For another fun scale-comparing trick, if you had a model of the whole visible universe, somehow flattened into 2D, with the distance between Sol and Alpha Centauri being around a millimeter, you should be able to fit the whole thing on a half of the Earth's surface.
With the Sweden Solar System scale, Alpha Centauri would be around five times the distance to the Moon out, so there's still a bit of a hurdle visualizing how the two scales fit together.
Earth is just shy of 8 km from the sun in this model. ...which reminds me that we're 8 light minutes out from the sun. So the 1:20 million scale happens to fall pretty close to a 1km:1 light minute scale!
units(1) confirms this (and groks "light minute" - huh!). 1 km : 1 lm is 1:18 million - within 10%.
To get a feel for how vast interstellar distances are, if we wanted to place Alpha Centauri on the Swedish solar system map, we'd have to put it 5x further from Sweden than the moon - at this insane scale, interstellar distances still require interplanetary distances!
This was in today's "Now I Know" newsletter (http://dlewis.net/nik/) which is run by Dan Lewis who is on HN. Highly recommend it for great finds like this.
Thanks for the mention :) I publish an issue daily.
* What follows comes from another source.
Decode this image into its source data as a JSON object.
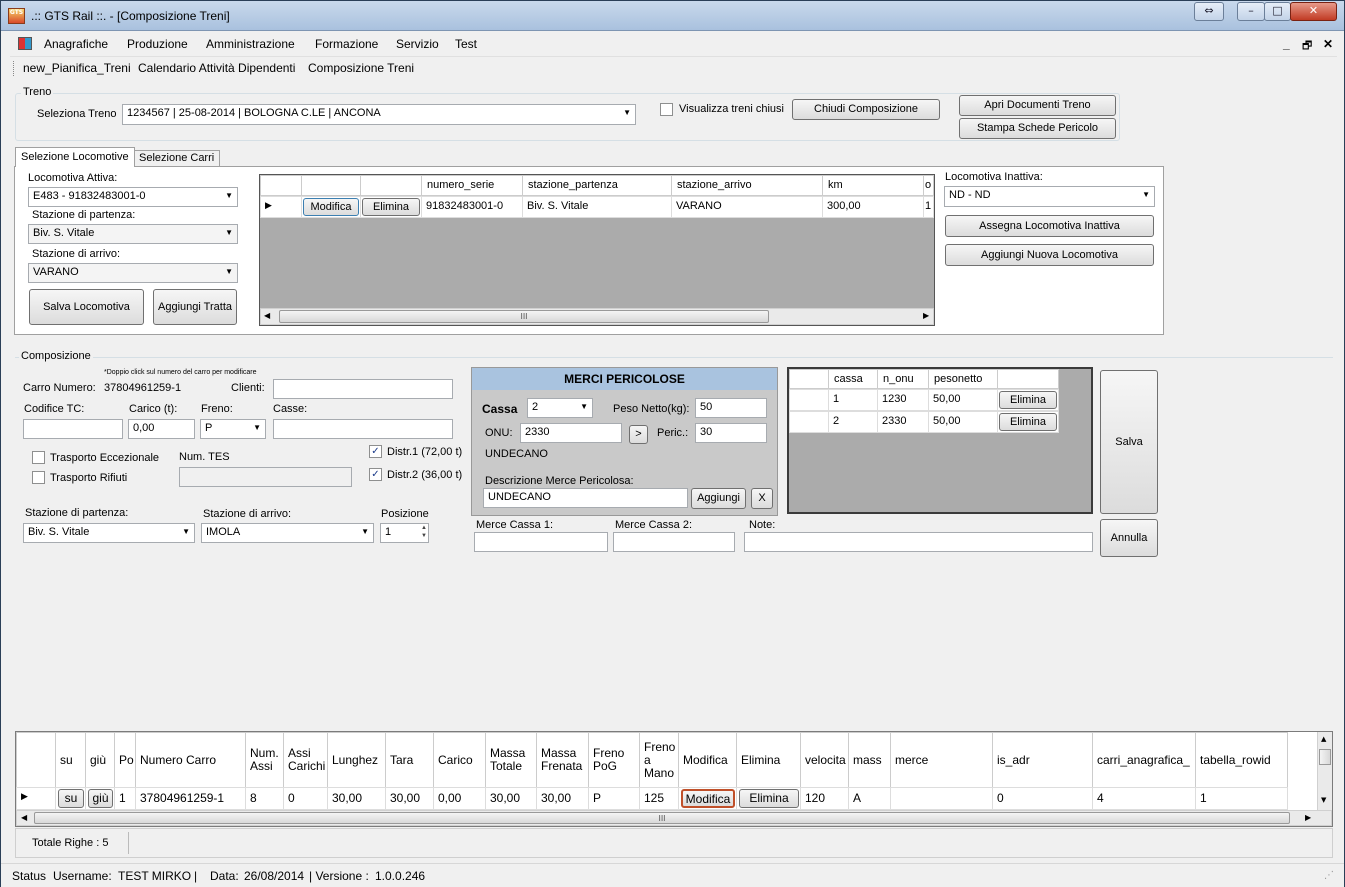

It's a passion (and sometimes a headache)... so much neat stuff out there, need a way to share it. Glad to have other HN ppl reading :)
Very impressive - Wikipedia also has a good page listing other examples around the world, including instructions on how to build your own (presumably, over a slightly smaller distance) - http://en.wikipedia.org/wiki/Solar_system_model
One of them is my home city, Hradec Kralove. It's a very nice walk, makes one to realize the vast distances in space. The Swedish one is much cooler though :)
Very nice, I had no idea.
There's a similar solar system where I grew up[1], scale is 1:1 billion. Easier to walk but not as impressive as the one in Sweden.
"the world's largest permanent scale model of the solar system. " Right, last I heard our continents move. Yes this wont change tomorrow or any time soon, but its still not permanent. Not so long ago (whats 250 million years in respect to the universe) all the continents where connected: http://www.newgeology.us/Pangea.png
I'm not trolling, its just not permanent. Anyway I love that Pluto is there. It will always be a plant to me even though it was dropped from our solar system.
My friend I think you missed a great HN article: 2045: The Year Man Becomes Immortal (http://apps.ycombinator.com/item?id=2201469)
I think if someone really wanted to, they could witness this phenomenon. =)
The sun is located a couple of kilometers from my home. Another planet about 20 meters from my workspace and I've only known about it since a month back when a guy from London told me about it. It's well hidden, right in front of our eyes.
With the Sweden Solar System scale, Alpha Centauri would be around five times the distance to the Moon out, so there's still a bit of a hurdle visualizing how the two scales fit together.